CNRI- Un grand nombre d’Iraniens résidant en France ont organisé un rassemblement devant le Parlement européen à Strasbourg aujourd’hui, jeudi 10 juillet, pour appeler au respect de l’état de droit avec le retrait immédiat de l’organisation des Moudjahidine du peuple d’Iran (OMPI) de la liste terroriste de l’UE.
Les protestataires ont rappelé qu’à la suite de la décision du Royaume-Uni de radier l’OMPI de sa liste des organisations proscrites le 23 juin, conformément au jugement rendu par les tribunaux britanniques et un décret du Parlement, le maintien de l’OMPI dans la liste noire de l’UE est absolument illégal. Le gouvernement britannique était la seule autorité à vouloir inscrire l’OMPI dans la liste noire de l’UE.

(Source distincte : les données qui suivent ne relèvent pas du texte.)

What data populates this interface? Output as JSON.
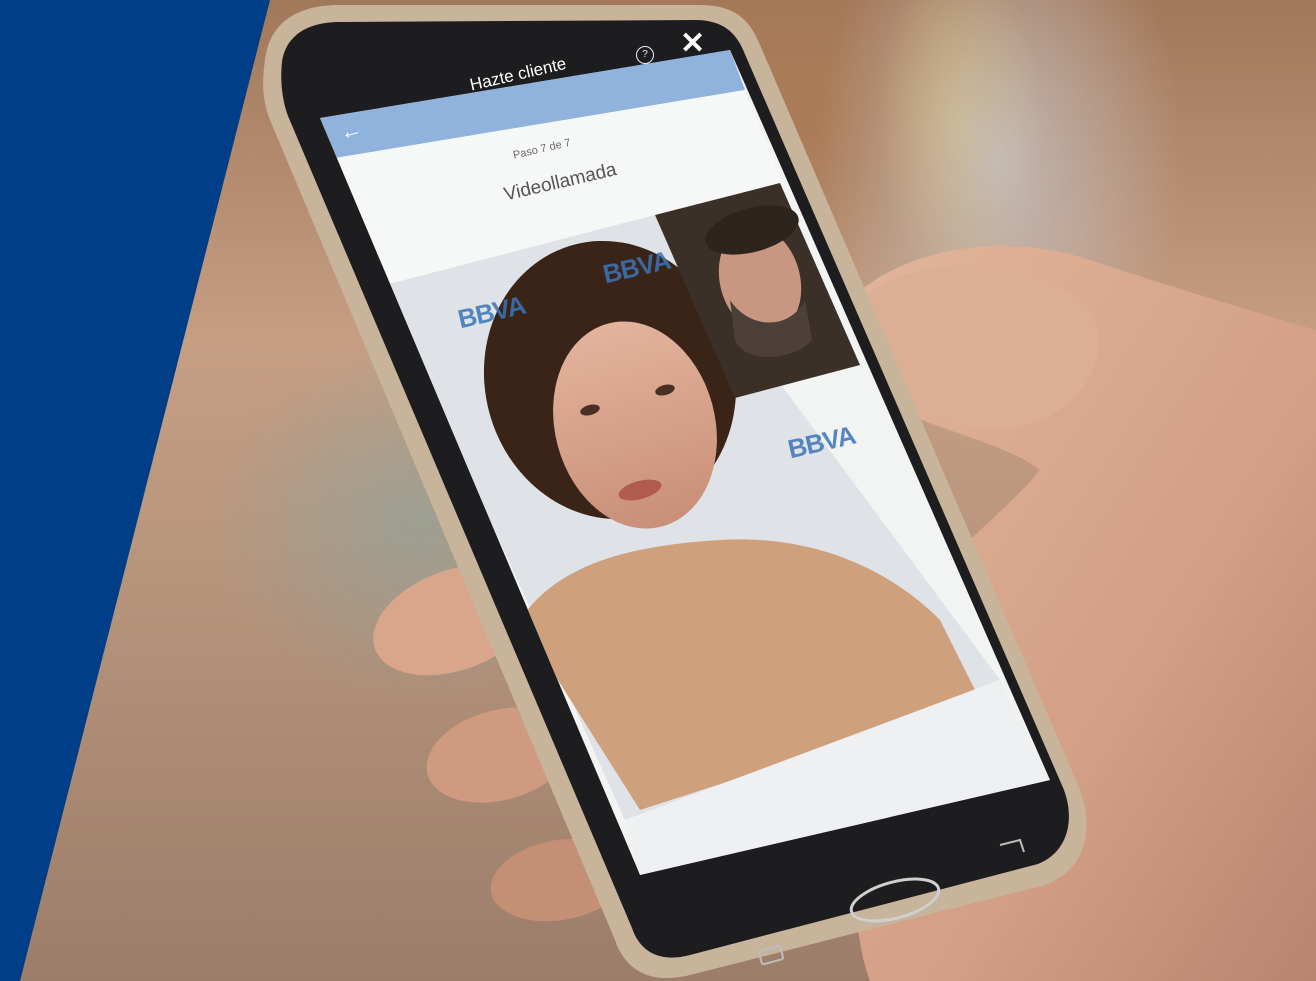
{
  "app": {
    "header_title": "Hazte cliente",
    "step_label": "Paso 7 de 7",
    "screen_title": "Videollamada",
    "back_icon": "arrow-left-icon",
    "help_icon": "help-circle-icon",
    "help_glyph": "?",
    "close_icon": "close-icon",
    "back_glyph": "←",
    "close_glyph": "✕"
  },
  "watermark": {
    "brand": "BBVA"
  },
  "colors": {
    "panel_blue": "#003f87",
    "header_blue": "#8fb3dc",
    "phone_frame": "#1d1d1f"
  }
}
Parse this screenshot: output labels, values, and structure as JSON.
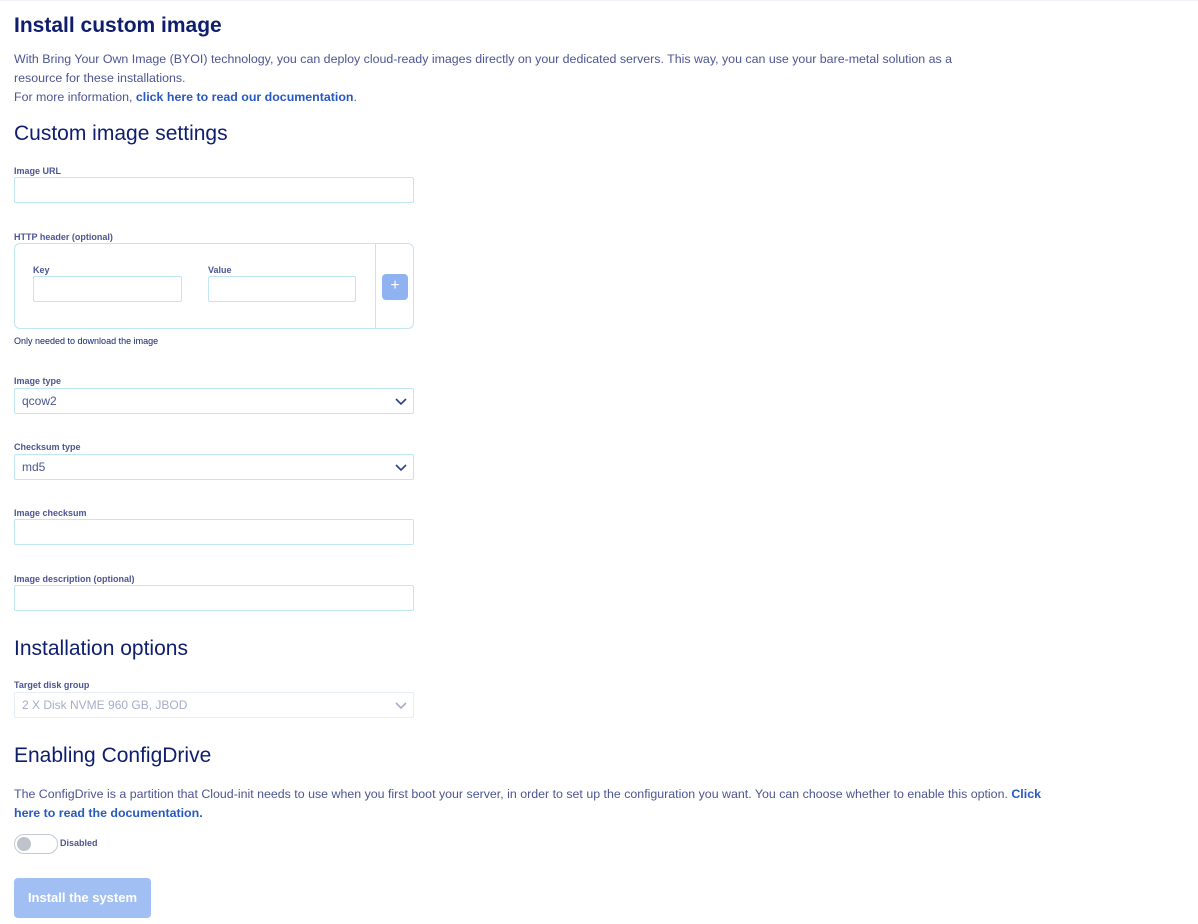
{
  "page": {
    "title": "Install custom image",
    "intro_text": "With Bring Your Own Image (BYOI) technology, you can deploy cloud-ready images directly on your dedicated servers. This way, you can use your bare-metal solution as a resource for these installations.",
    "more_info_prefix": "For more information, ",
    "more_info_link": "click here to read our documentation",
    "more_info_suffix": "."
  },
  "settings": {
    "heading": "Custom image settings",
    "image_url_label": "Image URL",
    "image_url_value": "",
    "http_header_label": "HTTP header (optional)",
    "key_label": "Key",
    "value_label": "Value",
    "add_icon": "+",
    "helper_text": "Only needed to download the image",
    "image_type_label": "Image type",
    "image_type_value": "qcow2",
    "checksum_type_label": "Checksum type",
    "checksum_type_value": "md5",
    "image_checksum_label": "Image checksum",
    "image_description_label": "Image description (optional)"
  },
  "installation": {
    "heading": "Installation options",
    "target_disk_label": "Target disk group",
    "target_disk_value": "2 X Disk NVME 960 GB, JBOD"
  },
  "configdrive": {
    "heading": "Enabling ConfigDrive",
    "text": "The ConfigDrive is a partition that Cloud-init needs to use when you first boot your server, in order to set up the configuration you want. You can choose whether to enable this option. ",
    "link": "Click here to read the documentation.",
    "toggle_label": "Disabled",
    "toggle_on": false
  },
  "actions": {
    "install_label": "Install the system"
  },
  "colors": {
    "heading": "#0f1d6e",
    "link": "#2859c0",
    "input_border": "#bfe6f2",
    "primary_disabled": "#a2bff4"
  }
}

Selon des informations dignes de foi, ces dernières semaines, le régime des mollahs a eu recours à des mesures d’intimidation et de tromperie afin de forcer le gouvernement français à commettre un acte illégal pour soutenir le maintien de l’OMPI dans la liste du terrorisme. Le régime religieux poursuit cet objectif avec force, en particulier via ses liens avec des services de renseignement français.
Alejo Vidal-Quadras, Vice-président du Parlement européen, et plusieurs eurodéputés de divers groupes politiques sont venus prendre la parole à ce rassemblement, notamment : Paulo Casaca, coprésident de l’intergroupe europarlementaire des Amis d’un Iran Libre, Tunne Kelam d’Estonie, Romana Jordan de Slovénie, Mogens Camre du Danemark, Søren Søndergaard du Danemark, Jacky Hénin de France, Eugenijus Gentvilas de Lituanie et Lord King de Grande-Bretagne. Ils ont condamné les pressions du régime de Téhéran sur la France et appelé le gouvernement français à faire preuve de fermeté contre le régime et à en rejeter les demandes illégales.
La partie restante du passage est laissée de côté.